It is clear from AA's description that the location from which he photographed is on a road:
"Clearing Winter Storm came about on an early December day.... I drove to the place known as New Inspiration Point, which commands a marvelous view of the Yosemite valley.... At this location one cannot move more than a hundred feet or so to the left without reaching the edge of the almost perpendicular cliffs above the Merced river. Moving the same distance to the right would interpose a screen of trees or require an impractical position on the road.Moving forward would invite disaster on a very steep slope falling to the east. Moving the camera backward would bring the esplenade and the protective rock wall into the field of view."
This description seems to match Tunnel View (http://www.nps.gov/yose/naturescienc...unnel-view.htm) well. The term "esplanade" in particular suggests a paved or tarred area that is not a road, which is what can be seen in the third photograph on the referenced website titled "Visitors take in Yosemite's famous scenery, including of the Valley, from Tunnel View on a summer day in 1940", complete with protective rock wall. The perspective over Yosemite also appears correct. It is easiest to compare perspectives in Yosemite Valley, Summer, Yosemite National Park, c. 1935 (plate 2) since the distant mountains are not obscured and their location relative to the nearer mountains can be compared with the photograph taken from Tunnel View and shown in the web link. However for me the most telling is the location of the light gray areas surrounded by green on the rising slope on the left of the national parks board photograph. These appear almost identically and very clearly in Yosemite Valley, Summer, Yosemite National Park, c. 1935 and quite recognisably, though less clearly, in Clearing Winter Storm. Since this appears in the near middle distance, the locations from which these photographs were taken must be very close.
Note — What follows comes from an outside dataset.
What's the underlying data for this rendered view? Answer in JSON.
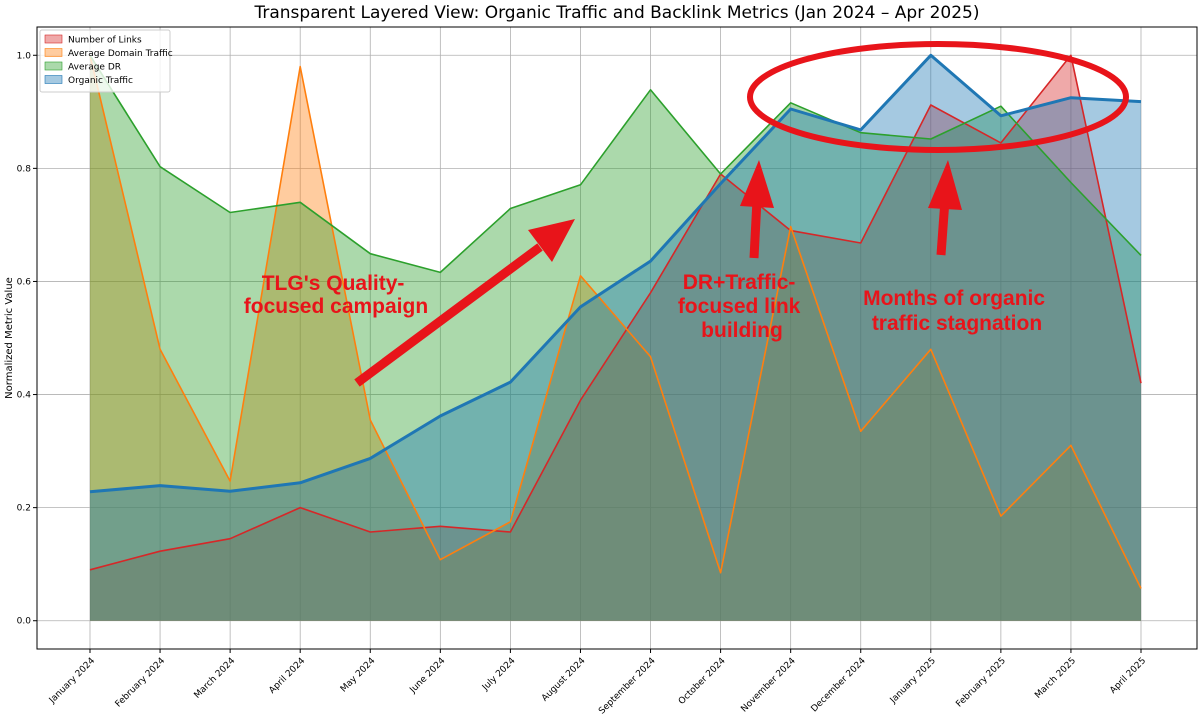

So I agree that Clearing Winter Storm and the other photographs with the same perspective were in fact taken from Tunnel View. Given the choice, I would also have referred to the location as "New Inspiration Point", and I intend to remember it as such!
[Edit] After writing this, I remembered that I have another similar photograph of the valley: "Fall Storm Over The Yosemite Valley, California" by Galen Rowell. In his write-up, Galen says "I drove to the traditional viewpoint at the Wawona Tunnel and took photographs on a tripod.... When I first projected this image for some photographer friends, one of them said it looked like a negative for Ansel Adams' famous "Clearing Winter Storm" taken in 1940 from the same location. I got out an old Hills Brothers coffee can I had saved that displayed that image as a full-size wraparound. The comparison amazed us because the values were indeed reversed. Adams had photographed a clearing winter storm after most of the snow had melted from the trees .His trees were black; mine were white. His talus slope in front of El Capitan was white; mine was black. His sky was ominous and dark, rendered through a yellow filter; mine was nearly white, because the clouds were lighter than my exposure for the ground." (Mountain Light, p. 63 - my emphasis at "from the same location"). The perspectives do appear very similar, although it is difficult to be sure since Galen's composition uses a wider angle of view than Adams'.